Dieter Wieland ist der Sohn eines Reiseverkehrskaufmanns, der das Touristikunternehmen Touropa mit aufgebaut hatte.[4] Er wurde in Berlin-Dahlem geboren[5] und ist in den Kriegsjahren im großmütterlichen Haus in Landshut aufgewachsen, das noch die „gotischen Reste des alten Franziskaner-Klosters“ enthielt.[6] Als Junge und Student durfte er den Kirchturm der Martinskirche besteigen, so oft er wollte.

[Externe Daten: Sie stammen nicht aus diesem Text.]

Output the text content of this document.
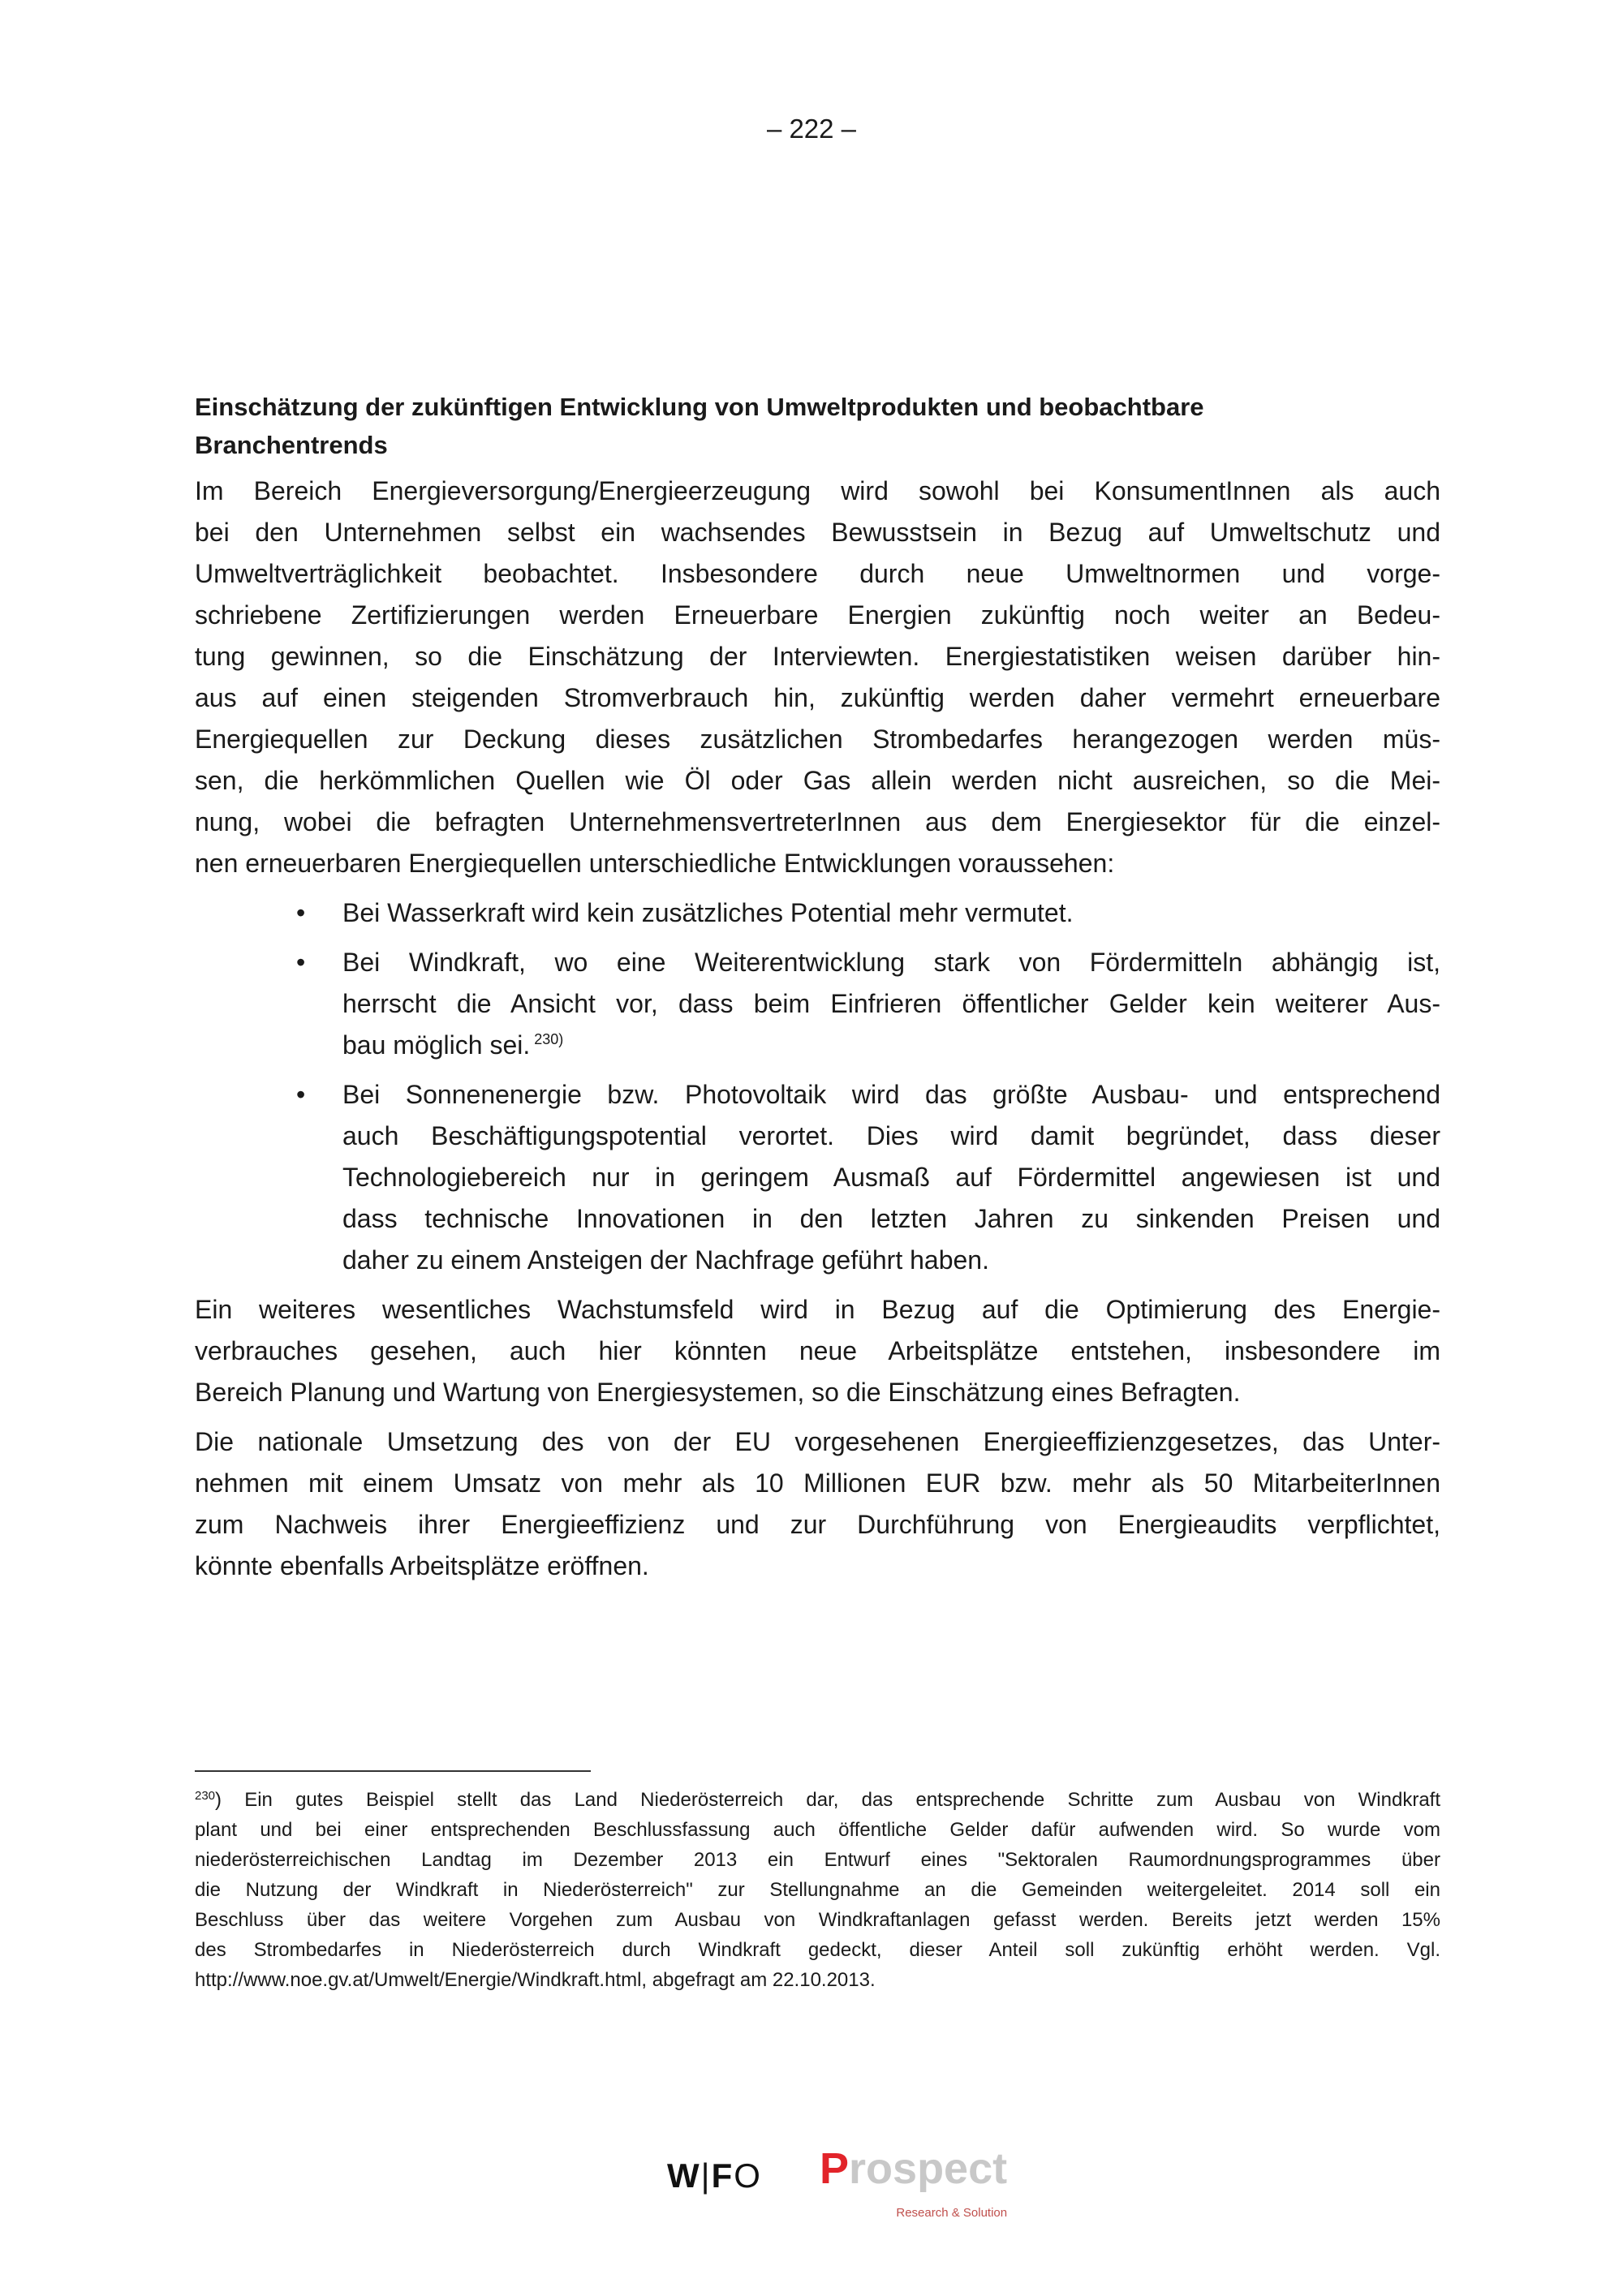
– 222 –
Einschätzung der zukünftigen Entwicklung von Umweltprodukten und beobachtbare
Branchentrends
Im Bereich Energieversorgung/Energieerzeugung wird sowohl bei KonsumentInnen als auch
bei den Unternehmen selbst ein wachsendes Bewusstsein in Bezug auf Umweltschutz und
Umweltverträglichkeit beobachtet. Insbesondere durch neue Umweltnormen und vorge-
schriebene Zertifizierungen werden Erneuerbare Energien zukünftig noch weiter an Bedeu-
tung gewinnen, so die Einschätzung der Interviewten. Energiestatistiken weisen darüber hin-
aus auf einen steigenden Stromverbrauch hin, zukünftig werden daher vermehrt erneuerbare
Energiequellen zur Deckung dieses zusätzlichen Strombedarfes herangezogen werden müs-
sen, die herkömmlichen Quellen wie Öl oder Gas allein werden nicht ausreichen, so die Mei-
nung, wobei die befragten UnternehmensvertreterInnen aus dem Energiesektor für die einzel-
nen erneuerbaren Energiequellen unterschiedliche Entwicklungen voraussehen:
• Bei Wasserkraft wird kein zusätzliches Potential mehr vermutet.
• Bei Windkraft, wo eine Weiterentwicklung stark von Fördermitteln abhängig ist,
herrscht die Ansicht vor, dass beim Einfrieren öffentlicher Gelder kein weiterer Aus-
bau möglich sei. $^{230)}$
• Bei Sonnenenergie bzw. Photovoltaik wird das größte Ausbau- und entsprechend
auch Beschäftigungspotential verortet. Dies wird damit begründet, dass dieser
Technologiebereich nur in geringem Ausmaß auf Fördermittel angewiesen ist und
dass technische Innovationen in den letzten Jahren zu sinkenden Preisen und
daher zu einem Ansteigen der Nachfrage geführt haben.
Ein weiteres wesentliches Wachstumsfeld wird in Bezug auf die Optimierung des Energie-
verbrauches gesehen, auch hier könnten neue Arbeitsplätze entstehen, insbesondere im
Bereich Planung und Wartung von Energiesystemen, so die Einschätzung eines Befragten.
Die nationale Umsetzung des von der EU vorgesehenen Energieeffizienzgesetzes, das Unter-
nehmen mit einem Umsatz von mehr als 10 Millionen EUR bzw. mehr als 50 MitarbeiterInnen
zum Nachweis ihrer Energieeffizienz und zur Durchführung von Energieaudits verpflichtet,
könnte ebenfalls Arbeitsplätze eröffnen.
$^{230}$) Ein gutes Beispiel stellt das Land Niederösterreich dar, das entsprechende Schritte zum Ausbau von Windkraft
plant und bei einer entsprechenden Beschlussfassung auch öffentliche Gelder dafür aufwenden wird. So wurde vom
niederösterreichischen Landtag im Dezember 2013 ein Entwurf eines "Sektoralen Raumordnungsprogrammes über
die Nutzung der Windkraft in Niederösterreich" zur Stellungnahme an die Gemeinden weitergeleitet. 2014 soll ein
Beschluss über das weitere Vorgehen zum Ausbau von Windkraftanlagen gefasst werden. Bereits jetzt werden 15%
des Strombedarfes in Niederösterreich durch Windkraft gedeckt, dieser Anteil soll zukünftig erhöht werden. Vgl.
http://www.noe.gv.at/Umwelt/Energie/Windkraft.html, abgefragt am 22.10.2013.
W|FO Prospect
Research & Solution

Von dort aus lernte er das mittelalterliche Stadtbild von Landshut kennen und lieben.[3] Seine Mutter war nach Kriegsende in die USA ausgewandert und ihr Sohn sollte nach seinem Abitur nachkommen, um dort Architektur bei Richard Neutra in Los Angeles zu studieren.[4] Doch lehnte er schließlich eine Übersiedlung ab,[7] da er nicht in einem Land ohne Geschichte und ohne Barockkirchen leben wollte.[4] Stattdessen verwendete er das Geld für die Schiffspassage nach New York, um davon einen Gebrauchtwagen zu kaufen und mit einem Freund durch Bayern zu reisen.[4] Während dieser Grand Tour entstand seine Liebe für die Schönheiten von Landschaft und Architektur.[8]
Er studierte Bayerische Landesgeschichte, Neuere Geschichte und Kunstgeschichte an der Universität München und arbeitete nebenher als Reiseleiter. In den 1950er-Jahren lebte er für einige Jahre in Neapel.[4] Wieland besuchte Seminare unter anderem bei dem Kunsthistoriker Hans Sedlmayr, der ihn die „Kunst des Sehens, des genauen Hinschauens“ lehrte.[9] Darüber hinaus beeindruckte ihn Sedlmayrs Engagement für den Erhalt abrissgefährdeter Gebäude.[10] Daher stand für ihn bald fest: „Ich muss da mitkämpfen!“[4] Durch die Vermittlung der Münchner Historiker Max Spindler und dessen Assistenten Benno Hubensteiner gelangte er zu dem damals entstehenden Kulturprogramm des Bayerischen Fernsehens, was er heute als „eine echte Verführung“ empfindet.[6] Seine „zu drei Viertel bereits fertige Doktorarbeit“ legte er dafür zu den Akten.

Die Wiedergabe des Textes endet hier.